The difference between this approach and its predecessors is that DeepMind hopes to use “long-term dialogue for safety,” says Jeffrey Irving, a safety researcher at DeepMind.
“That means we don’t expect the problems we have with these models – whether it’s misinformation or stereotypes or anything else – that are obvious at first glance, and we want to talk about them in detail. That means between machines and humans as well.
Sarah Hooker, who leads Cohere for AI, a nonprofit AI research lab, says DeepMind’s idea of using human preferences to improve how an AI model learns is not new.
“But the improvements are compelling and show clear benefits for human-directed optimization of dialogue agents in setting up a model in a big language,” Hooker says.
Dwe Kela, a researcher at AI startup Hugging Face, says Sparrow is a “nice next step that follows a general trend in AI as we try more seriously to improve the security aspects of large language model deployments.”
But there is a lot of work to be done before these conversational AI models can be deployed in the wild.
The sparrow still made mistakes. The model sometimes gets off topic or makes random answers.
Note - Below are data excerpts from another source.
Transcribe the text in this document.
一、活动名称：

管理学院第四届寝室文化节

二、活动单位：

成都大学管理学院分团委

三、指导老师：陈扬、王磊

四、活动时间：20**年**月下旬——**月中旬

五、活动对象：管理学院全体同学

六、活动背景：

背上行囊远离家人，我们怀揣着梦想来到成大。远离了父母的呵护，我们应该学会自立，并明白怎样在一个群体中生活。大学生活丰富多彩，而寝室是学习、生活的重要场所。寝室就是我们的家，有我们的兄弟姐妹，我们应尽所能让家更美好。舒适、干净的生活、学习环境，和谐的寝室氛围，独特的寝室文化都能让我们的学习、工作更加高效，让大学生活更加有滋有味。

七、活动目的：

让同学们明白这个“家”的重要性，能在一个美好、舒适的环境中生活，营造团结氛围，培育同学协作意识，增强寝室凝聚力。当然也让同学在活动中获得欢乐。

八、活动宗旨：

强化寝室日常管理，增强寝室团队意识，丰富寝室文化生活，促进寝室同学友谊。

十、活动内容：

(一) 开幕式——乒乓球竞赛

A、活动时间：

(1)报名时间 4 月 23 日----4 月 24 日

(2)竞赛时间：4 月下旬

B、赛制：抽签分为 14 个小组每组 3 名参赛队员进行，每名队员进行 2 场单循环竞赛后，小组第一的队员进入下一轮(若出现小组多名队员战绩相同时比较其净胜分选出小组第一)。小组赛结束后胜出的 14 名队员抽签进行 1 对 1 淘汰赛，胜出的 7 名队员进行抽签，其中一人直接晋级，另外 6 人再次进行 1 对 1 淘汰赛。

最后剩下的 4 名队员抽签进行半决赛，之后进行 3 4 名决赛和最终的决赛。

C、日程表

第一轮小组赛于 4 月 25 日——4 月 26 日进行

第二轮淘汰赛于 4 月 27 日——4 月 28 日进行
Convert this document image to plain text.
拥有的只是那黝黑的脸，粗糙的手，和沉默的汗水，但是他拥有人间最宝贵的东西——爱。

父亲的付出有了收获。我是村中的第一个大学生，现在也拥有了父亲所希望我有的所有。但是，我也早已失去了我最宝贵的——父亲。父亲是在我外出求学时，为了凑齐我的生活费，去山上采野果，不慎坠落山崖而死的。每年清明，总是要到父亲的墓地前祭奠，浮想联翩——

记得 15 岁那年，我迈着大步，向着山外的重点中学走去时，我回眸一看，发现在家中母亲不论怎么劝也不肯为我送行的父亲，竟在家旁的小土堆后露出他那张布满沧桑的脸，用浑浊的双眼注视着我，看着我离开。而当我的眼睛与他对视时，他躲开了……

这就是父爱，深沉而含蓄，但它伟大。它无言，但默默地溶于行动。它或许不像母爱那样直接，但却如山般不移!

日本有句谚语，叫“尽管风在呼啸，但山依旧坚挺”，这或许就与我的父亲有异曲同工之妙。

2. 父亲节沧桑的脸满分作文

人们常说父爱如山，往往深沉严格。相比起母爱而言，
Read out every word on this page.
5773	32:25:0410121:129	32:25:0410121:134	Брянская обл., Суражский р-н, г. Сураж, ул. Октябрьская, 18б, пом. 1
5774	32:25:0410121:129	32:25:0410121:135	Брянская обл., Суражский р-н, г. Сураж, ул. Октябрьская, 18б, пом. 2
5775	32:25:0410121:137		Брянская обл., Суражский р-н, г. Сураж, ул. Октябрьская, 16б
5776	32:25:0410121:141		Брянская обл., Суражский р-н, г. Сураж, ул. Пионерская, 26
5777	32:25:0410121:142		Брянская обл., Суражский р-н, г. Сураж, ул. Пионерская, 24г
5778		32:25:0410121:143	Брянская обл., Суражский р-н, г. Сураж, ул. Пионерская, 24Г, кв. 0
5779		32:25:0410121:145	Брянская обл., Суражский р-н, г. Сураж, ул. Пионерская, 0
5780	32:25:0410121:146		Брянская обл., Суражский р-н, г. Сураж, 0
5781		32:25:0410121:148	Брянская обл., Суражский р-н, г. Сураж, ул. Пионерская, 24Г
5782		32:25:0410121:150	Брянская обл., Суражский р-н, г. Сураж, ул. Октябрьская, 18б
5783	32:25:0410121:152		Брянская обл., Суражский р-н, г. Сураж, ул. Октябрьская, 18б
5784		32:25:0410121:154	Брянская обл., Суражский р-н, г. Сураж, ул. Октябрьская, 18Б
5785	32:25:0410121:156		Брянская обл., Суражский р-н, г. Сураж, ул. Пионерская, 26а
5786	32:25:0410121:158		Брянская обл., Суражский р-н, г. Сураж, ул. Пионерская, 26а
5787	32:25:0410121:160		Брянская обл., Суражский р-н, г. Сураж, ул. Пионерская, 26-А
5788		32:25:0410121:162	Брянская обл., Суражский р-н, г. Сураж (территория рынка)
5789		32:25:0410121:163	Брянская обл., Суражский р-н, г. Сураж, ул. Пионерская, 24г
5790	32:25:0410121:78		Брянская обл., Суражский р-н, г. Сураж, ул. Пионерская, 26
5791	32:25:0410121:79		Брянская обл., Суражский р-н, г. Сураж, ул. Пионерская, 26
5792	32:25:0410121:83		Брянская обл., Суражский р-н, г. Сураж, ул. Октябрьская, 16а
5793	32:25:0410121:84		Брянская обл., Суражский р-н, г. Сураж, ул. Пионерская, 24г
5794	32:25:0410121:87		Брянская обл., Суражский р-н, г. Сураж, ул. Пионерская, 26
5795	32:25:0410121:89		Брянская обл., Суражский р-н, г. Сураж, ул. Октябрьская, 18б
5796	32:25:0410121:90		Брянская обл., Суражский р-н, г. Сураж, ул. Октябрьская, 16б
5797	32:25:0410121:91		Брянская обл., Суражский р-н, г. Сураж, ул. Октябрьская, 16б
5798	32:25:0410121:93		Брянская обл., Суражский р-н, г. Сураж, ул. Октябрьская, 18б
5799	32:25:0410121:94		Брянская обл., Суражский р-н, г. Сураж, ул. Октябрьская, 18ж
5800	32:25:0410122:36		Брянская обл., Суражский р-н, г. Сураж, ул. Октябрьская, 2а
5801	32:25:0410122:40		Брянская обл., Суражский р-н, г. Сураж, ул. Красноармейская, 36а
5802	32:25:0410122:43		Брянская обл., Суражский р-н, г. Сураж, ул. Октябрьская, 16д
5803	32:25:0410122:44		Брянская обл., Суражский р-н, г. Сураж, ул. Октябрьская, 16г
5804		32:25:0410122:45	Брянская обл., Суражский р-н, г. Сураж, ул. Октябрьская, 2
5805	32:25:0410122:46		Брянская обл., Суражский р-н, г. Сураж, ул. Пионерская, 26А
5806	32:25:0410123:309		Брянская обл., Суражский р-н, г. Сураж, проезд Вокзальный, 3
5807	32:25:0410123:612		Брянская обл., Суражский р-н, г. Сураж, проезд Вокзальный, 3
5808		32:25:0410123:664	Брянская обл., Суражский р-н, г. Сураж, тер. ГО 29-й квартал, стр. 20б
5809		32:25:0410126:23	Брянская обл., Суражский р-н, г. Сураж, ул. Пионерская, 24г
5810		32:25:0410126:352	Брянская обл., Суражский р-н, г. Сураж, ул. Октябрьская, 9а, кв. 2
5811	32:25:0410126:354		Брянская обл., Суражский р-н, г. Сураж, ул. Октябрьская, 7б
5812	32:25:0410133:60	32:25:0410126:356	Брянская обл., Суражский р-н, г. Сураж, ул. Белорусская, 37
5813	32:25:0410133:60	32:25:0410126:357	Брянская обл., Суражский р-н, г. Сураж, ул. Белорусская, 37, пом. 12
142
The determined participants were also able to make the model break rules 8% of the time. (This is still an improvement over older models: previous DeepMind models broke the rules three times more than Sparrow.)
“For areas where human harm can be high if the agent responds, such as providing medical and financial advice, this may still feel to many as an unacceptably high failure rate,” Hooker says. The work is also built around an English language model, “while we live in a world where technology has to safely and responsibly serve many different languages,” she adds.
Kela points out another problem: “Relying on Google for information leads to unknown biases that are difficult to detect, since everything is closed source.”